Gene thank you for your message. If there is a more appropriate place for this post, please let me know so I can move it there.
When I first started building epoxy-plywood stitch and glue boats, I was sold on the epoxies incredible ability to seal wood and make it innate.
However, the reality is that I have actually found this quite hard to achieve; and I now wonder if epoxy is more porous than I thought.
Take this current boat for instance. It is made with three plywood panels on each side - a hull panel, a lower side panel and an upper side panel that is epoxy glued to overload with the lower side panel by 6 inches. The outside is sheathed in biaxial fabric and epoxy, as was the inside. All screw holes were overdrilled, filled with thicked epoxy and then redrilled. Essentially "watertight"...
My bad epoxy/ delamination issues were limited to the inside of the hull and to the bottom and lower side panels. I know this because that was all sheathed in one day, with one certain batch of epoxy. All the rest was a different brand and done at a different time.
The "bad bits" have been completely cleaned, sanded and scraped to bare wood and left under the tarp with a dehumidifier inside.
My pin moisture meter is telling me ambient here (I am in the tropics) is about 16%; but my hull and lower side panels are now down to about 8-11% under the trap and dehumidifier. (This is similar to test pieces I put in my dehumidified room in the house).
When I tested the hull with a Pinless sensor before I started dehumidifying it, it was telling me that the relative humidity was much higher in the lower side panels and the bottom panels; now it is telling me it is the other way round. At this stage this is good news - the dehumidifier is working and I am drying the bottom panels and side panels which had water ingress.

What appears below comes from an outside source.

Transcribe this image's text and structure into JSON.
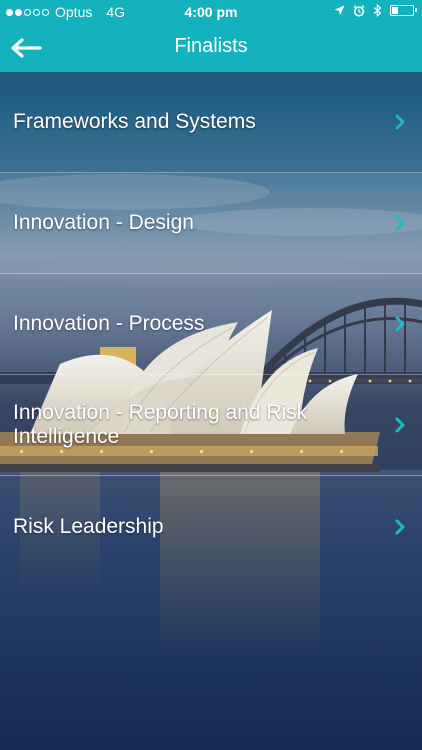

However, it is also telling me that the upper side panel - which is still "sealed" with fiberglass and epoxy on both sides and has intact paint - and which was built in a place with a much lower humidity - has "quite" a high moisture content...
So I begin to ask myself - how is the moisture content in this "sealed" panel so high?
Does the boat living at a higher ambient moisture mean that eventually water does diffuse through the epoxy?
And if so, can sealing the rest with epoxy - as best that I can - ever really be trusted to stop it reaching that 22% mark that might cause rot?